HCN2 and HCN4 Isoforms Self-assemble and Co-assemble with Equal Preference to Form Functional Pacemaker Channels

Hyperpolarization-activated cyclic nucleotide-modulated (HCN) “pacemaker” channel subunits are integral membrane proteins that assemble as tetramers to form channels in cardiac conduction tissue and nerve cells. Previous studies have suggested that the HCN2 and HCN4 channel isoforms physically interact when overexpressed in mammalian cells, but whether they are able to co-assemble and form functional channels remains unclear. The extent to which co-assembly occurs over self-assembly and whether HCN2-HCN4 heteromeric channels are formed in native tissue are not known. In this study, we show co-assembly of HCN2 and HCN4 in live Chinese hamster ovary cells using bioluminescence resonance energy transfer (BRET2), a novel approach for studying tetramerization of ion channel subunits. Together with results from electrophysiological and imaging approaches, the BRET2 data show that HCN2 and HCN4 subunits self-assemble and co-assemble with equal preference. We also demonstrate colocalization of HCN2 and HCN4 and a positive correlation of their intensities in the embryonic mouse heart using immunohistochemistry, as well as physical interactions between these isoforms in the rat thalamus by coimmunoprecipitation. Together, these data support the formation of HCN2-HCN4 heteromeric channels in native tissue.

Evolutionary emergence of N-glycosylation as a variable promoter of HCN channel surface expression

All four mammalian hyperpolarization-activated cyclic nucleotide-modulated (HCN) channel isoforms have been shown to undergo N-linked glycosylation in the brain. With the mouse HCN2 isoform as a prototype, HCN channels have further been suggested to require N-glycosylation for function, a provocative finding that would make them unique in the voltage-gated potassium channel superfamily. Here, we show that both the HCN1 and HCN2 isoforms are also predominantly N-glycosylated in the embryonic heart, where they are found in significant amounts and where HCN-mediated currents are known to regulate beating frequency. Surprisingly, we find that N-glycosylation is not required for HCN2 function, although its cell surface expression is highly dependent on the presence of N-glycans. Comparatively, disruption of N-glycosylation only modestly impacts cell surface expression of HCN1 and leaves permeation and gating functions almost unchanged. This difference between HCN1 and HCN2 is consistent with evolutionary trajectories that diverged in an isoform-specific manner after gene duplication from a common HCN ancestor that lacked N-glycosylation and was able to localize efficiently to the cell surface.

Architecture of the HCN selectivity filter and control of cation permeation.

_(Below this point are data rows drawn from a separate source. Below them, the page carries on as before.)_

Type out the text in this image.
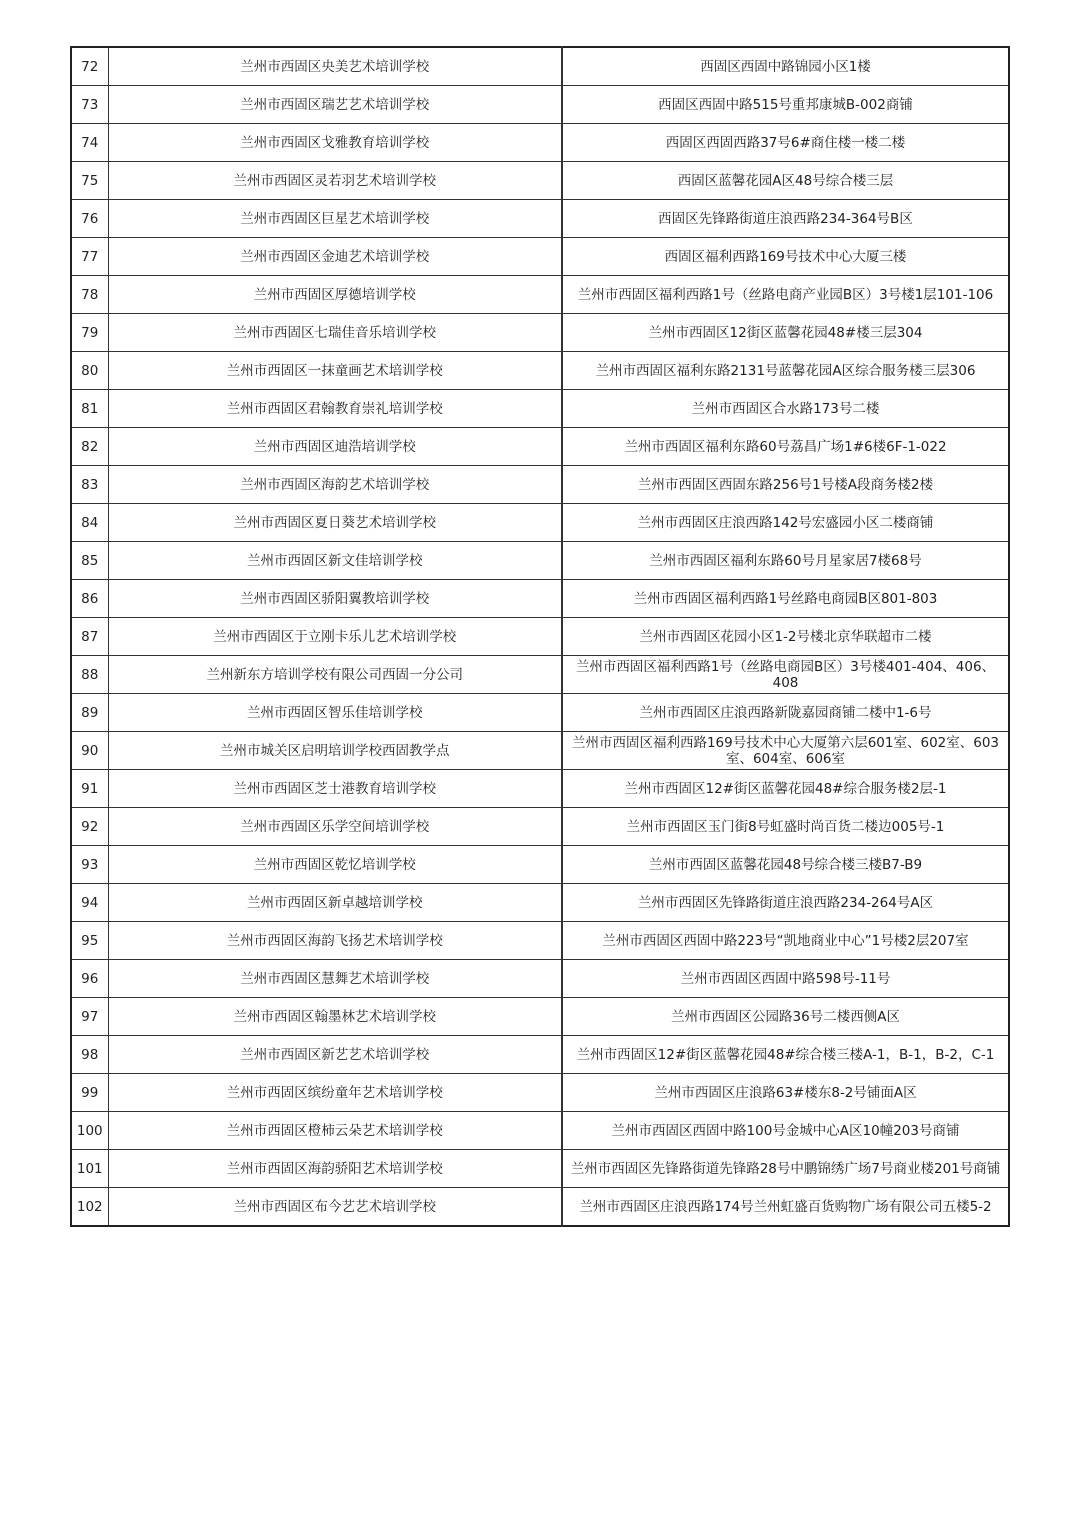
72	兰州市西固区央美艺术培训学校	西固区西固中路锦园小区1楼
73	兰州市西固区瑞艺艺术培训学校	西固区西固中路515号重邦康城B-002商铺
74	兰州市西固区戈雅教育培训学校	西固区西固西路37号6#商住楼一楼二楼
75	兰州市西固区灵若羽艺术培训学校	西固区蓝馨花园A区48号综合楼三层
76	兰州市西固区巨星艺术培训学校	西固区先锋路街道庄浪西路234-364号B区
77	兰州市西固区金迪艺术培训学校	西固区福利西路169号技术中心大厦三楼
78	兰州市西固区厚德培训学校	兰州市西固区福利西路1号（丝路电商产业园B区）3号楼1层101-106
79	兰州市西固区七瑞佳音乐培训学校	兰州市西固区12街区蓝馨花园48#楼三层304
80	兰州市西固区一抹童画艺术培训学校	兰州市西固区福利东路2131号蓝馨花园A区综合服务楼三层306
81	兰州市西固区君翰教育崇礼培训学校	兰州市西固区合水路173号二楼
82	兰州市西固区迪浩培训学校	兰州市西固区福利东路60号荔昌广场1#6楼6F-1-022
83	兰州市西固区海韵艺术培训学校	兰州市西固区西固东路256号1号楼A段商务楼2楼
84	兰州市西固区夏日葵艺术培训学校	兰州市西固区庄浪西路142号宏盛园小区二楼商铺
85	兰州市西固区新文佳培训学校	兰州市西固区福利东路60号月星家居7楼68号
86	兰州市西固区骄阳翼教培训学校	兰州市西固区福利西路1号丝路电商园B区801-803
87	兰州市西固区于立刚卡乐儿艺术培训学校	兰州市西固区花园小区1-2号楼北京华联超市二楼
88	兰州新东方培训学校有限公司西固一分公司	兰州市西固区福利西路1号（丝路电商园B区）3号楼401-404、406、408
89	兰州市西固区智乐佳培训学校	兰州市西固区庄浪西路新陇嘉园商铺二楼中1-6号
90	兰州市城关区启明培训学校西固教学点	兰州市西固区福利西路169号技术中心大厦第六层601室、602室、603室、604室、606室
91	兰州市西固区芝士港教育培训学校	兰州市西固区12#街区蓝馨花园48#综合服务楼2层-1
92	兰州市西固区乐学空间培训学校	兰州市西固区玉门街8号虹盛时尚百货二楼边005号-1
93	兰州市西固区乾忆培训学校	兰州市西固区蓝馨花园48号综合楼三楼B7-B9
94	兰州市西固区新卓越培训学校	兰州市西固区先锋路街道庄浪西路234-264号A区
95	兰州市西固区海韵飞扬艺术培训学校	兰州市西固区西固中路223号“凯地商业中心”1号楼2层207室
96	兰州市西固区慧舞艺术培训学校	兰州市西固区西固中路598号-11号
97	兰州市西固区翰墨林艺术培训学校	兰州市西固区公园路36号二楼西侧A区
98	兰州市西固区新艺艺术培训学校	兰州市西固区12#街区蓝馨花园48#综合楼三楼A-1，B-1，B-2，C-1
99	兰州市西固区缤纷童年艺术培训学校	兰州市西固区庄浪路63#楼东8-2号铺面A区
100	兰州市西固区橙柿云朵艺术培训学校	兰州市西固区西固中路100号金城中心A区10幢203号商铺
101	兰州市西固区海韵骄阳艺术培训学校	兰州市西固区先锋路街道先锋路28号中鹏锦绣广场7号商业楼201号商铺
102	兰州市西固区布今艺艺术培训学校	兰州市西固区庄浪西路174号兰州虹盛百货购物广场有限公司五楼5-2
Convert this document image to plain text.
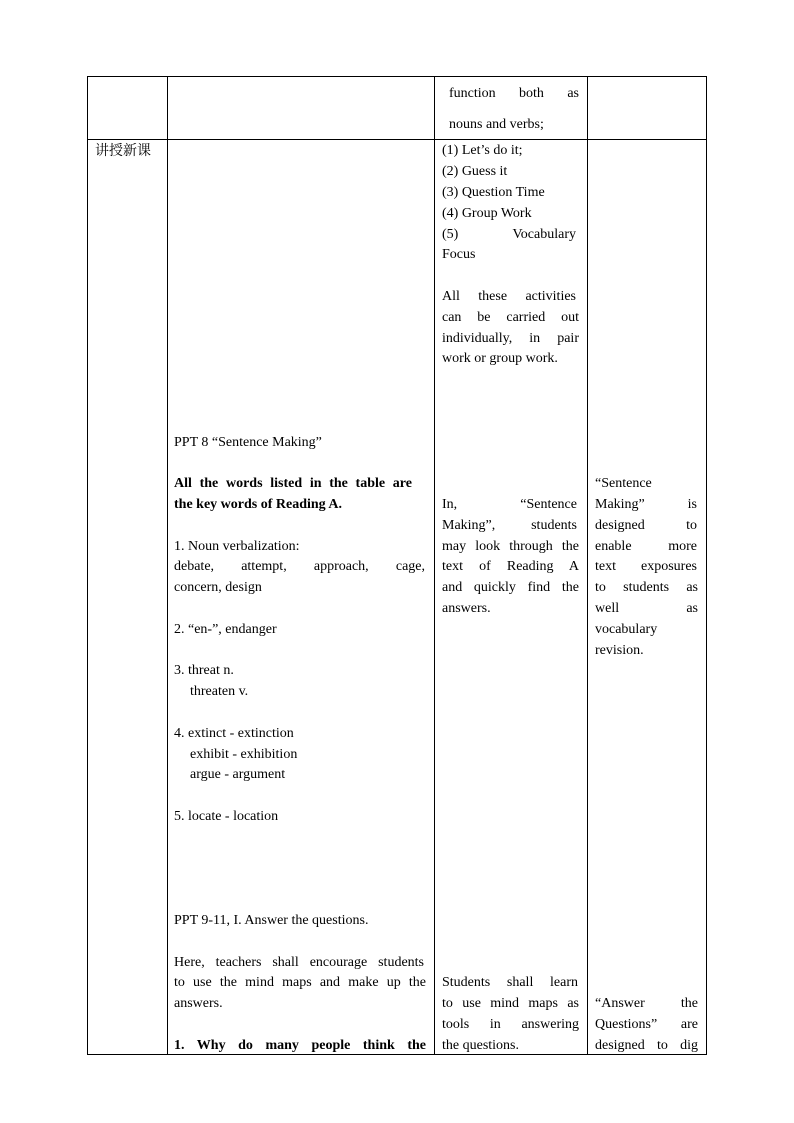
function both as
nouns and verbs;
讲授新课	(1) Let’s do it;
(2) Guess it
(3) Question Time
(4) Group Work
(5) Vocabulary
Focus
All these activities
can be carried out
individually, in pair
work or group work.
PPT 8 “Sentence Making”
All the words listed in the table are
the key words of Reading A.
1. Noun verbalization:
debate, attempt, approach, cage,
concern, design
2. “en-”, endanger
3. threat n.
threaten v.
4. extinct - extinction
exhibit - exhibition
argue - argument
5. locate - location
In, “Sentence
Making”, students
may look through the
text of Reading A
and quickly find the
answers.
“Sentence
Making” is
designed to
enable more
text exposures
to students as
well as
vocabulary
revision.
PPT 9-11, I. Answer the questions.
Here, teachers shall encourage students
to use the mind maps and make up the
answers.
1. Why do many people think the
Students shall learn
to use mind maps as
tools in answering
the questions.
“Answer the
Questions” are
designed to dig
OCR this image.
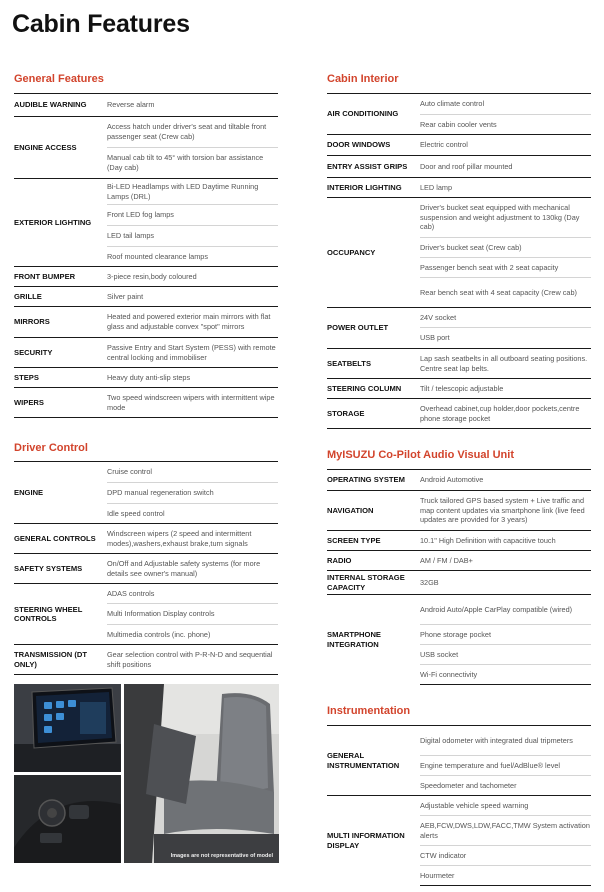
Cabin Features
General Features
AUDIBLE WARNING	Reverse alarm
ENGINE ACCESS	Access hatch under driver's seat and tiltable front passenger seat (Crew cab)
	Manual cab tilt to 45° with torsion bar assistance (Day cab)
EXTERIOR LIGHTING	Bi-LED Headlamps with LED Daytime Running Lamps (DRL)
	Front LED fog lamps
	LED tail lamps
	Roof mounted clearance lamps
FRONT BUMPER	3-piece resin,body coloured
GRILLE	Silver paint
MIRRORS	Heated and powered exterior main mirrors with flat glass and adjustable convex "spot" mirrors
SECURITY	Passive Entry and Start System (PESS) with remote central locking and immobiliser
STEPS	Heavy duty anti-slip steps
WIPERS	Two speed windscreen wipers with intermittent wipe mode
Driver Control
ENGINE	Cruise control
	DPD manual regeneration switch
	Idle speed control
GENERAL CONTROLS	Windscreen wipers (2 speed and intermittent modes),washers,exhaust brake,turn signals
SAFETY SYSTEMS	On/Off and Adjustable safety systems (for more details see owner's manual)
STEERING WHEEL CONTROLS	ADAS controls
	Multi Information Display controls
	Multimedia controls (inc. phone)
TRANSMISSION (DT ONLY)	Gear selection control with P-R-N-D and sequential shift positions
Images are not representative of model
Cabin Interior
AIR CONDITIONING	Auto climate control
	Rear cabin cooler vents
DOOR WINDOWS	Electric control
ENTRY ASSIST GRIPS	Door and roof pillar mounted
INTERIOR LIGHTING	LED lamp
OCCUPANCY	Driver's bucket seat equipped with mechanical suspension and weight adjustment to 130kg (Day cab)
	Driver's bucket seat (Crew cab)
	Passenger bench seat with 2 seat capacity
	Rear bench seat with 4 seat capacity (Crew cab)
POWER OUTLET	24V socket
	USB port
SEATBELTS	Lap sash seatbelts in all outboard seating positions. Centre seat lap belts.
STEERING COLUMN	Tilt / telescopic adjustable
STORAGE	Overhead cabinet,cup holder,door pockets,centre phone storage pocket
MyISUZU Co-Pilot Audio Visual Unit
OPERATING SYSTEM	Android Automotive
NAVIGATION	Truck tailored GPS based system + Live traffic and map content updates via smartphone link (live feed updates are provided for 3 years)
SCREEN TYPE	10.1" High Definition with capacitive touch
RADIO	AM / FM / DAB+
INTERNAL STORAGE CAPACITY	32GB
SMARTPHONE INTEGRATION	Android Auto/Apple CarPlay compatible (wired)
	Phone storage pocket
	USB socket
	Wi-Fi connectivity
Instrumentation
GENERAL INSTRUMENTATION	Digital odometer with integrated dual tripmeters
	Engine temperature and fuel/AdBlue® level
	Speedometer and tachometer
MULTI INFORMATION DISPLAY	Adjustable vehicle speed warning
	AEB,FCW,DWS,LDW,FACC,TMW System activation alerts
	CTW indicator
	Hourmeter
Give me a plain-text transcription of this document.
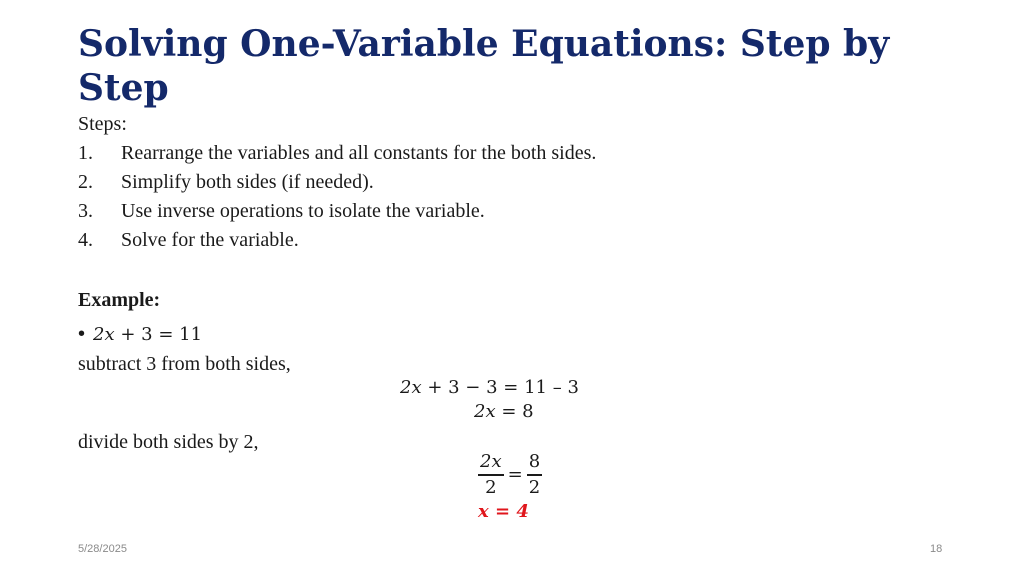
Solving One-Variable Equations: Step by Step
Steps:
1. Rearrange the variables and all constants for the both sides.
2. Simplify both sides (if needed).
3. Use inverse operations to isolate the variable.
4. Solve for the variable.
Example:
• 2x + 3 = 11
subtract 3 from both sides,
2x + 3 − 3 = 11 – 3
2x = 8
divide both sides by 2,
$\frac{2x}{2} = \frac{8}{2}$
x = 4
5/28/2025	18
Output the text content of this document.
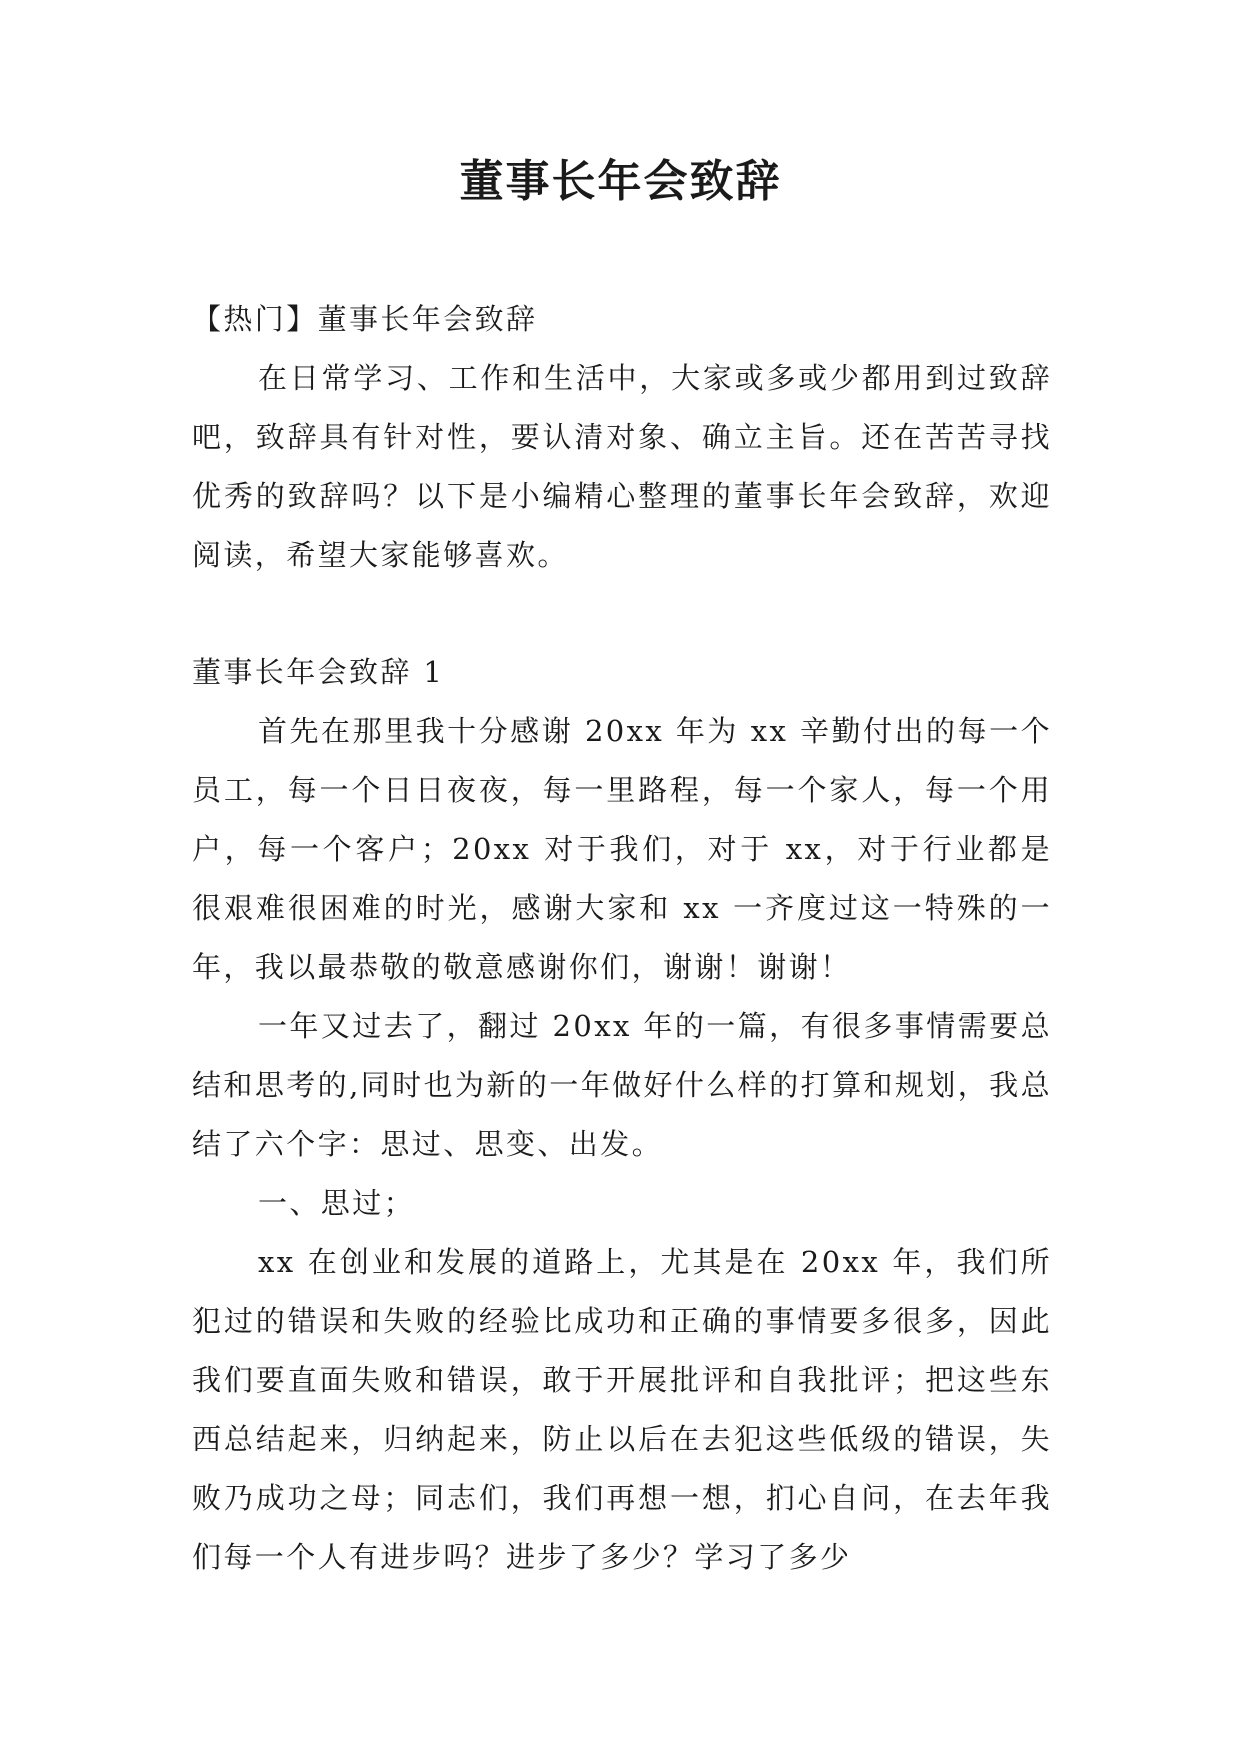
董事长年会致辞

【热门】董事长年会致辞

在日常学习、工作和生活中，大家或多或少都用到过致辞吧，致辞具有针对性，要认清对象、确立主旨。还在苦苦寻找优秀的致辞吗？以下是小编精心整理的董事长年会致辞，欢迎阅读，希望大家能够喜欢。

董事长年会致辞 1

首先在那里我十分感谢 20xx 年为 xx 辛勤付出的每一个员工，每一个日日夜夜，每一里路程，每一个家人，每一个用户，每一个客户；20xx 对于我们，对于 xx，对于行业都是很艰难很困难的时光，感谢大家和 xx 一齐度过这一特殊的一年，我以最恭敬的敬意感谢你们，谢谢！谢谢！

一年又过去了，翻过 20xx 年的一篇，有很多事情需要总结和思考的,同时也为新的一年做好什么样的打算和规划，我总结了六个字：思过、思变、出发。

一、思过；

xx 在创业和发展的道路上，尤其是在 20xx 年，我们所犯过的错误和失败的经验比成功和正确的事情要多很多，因此我们要直面失败和错误，敢于开展批评和自我批评；把这些东西总结起来，归纳起来，防止以后在去犯这些低级的错误，失败乃成功之母；同志们，我们再想一想，扪心自问，在去年我们每一个人有进步吗？进步了多少？学习了多少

Hyperpolarization-activated Cyclic Nucleotide-modulated (HCN) channels are similar in structure and function to voltage-gated potassium channels. Sequence similarity and functional analyses suggest that the HCN pore is potassium channel-like, consisting of a selectivity filter and an activation gate at the outer and inner ends, respectively. In GYG-containing potassium channels, the selectivity filter sequence is ‘T/S-V/I/L/T-GYG’, forming a row of four binding sites through which potassium ions flow. In HCNs, the equivalent residues are ‘C-I-GYG’, but whether they also form four cation binding sites is not known. Here, we focus on the anomalous filter residue of HCNs, the cysteine located at the inner side of the selectivity filter. In potassium channels, this position is occupied by threonine or serine and forms the fourth and most internal ion binding site of the selectivity filter. We find that this cysteine in HCNs does not contribute to permeation or form a fourth binding site.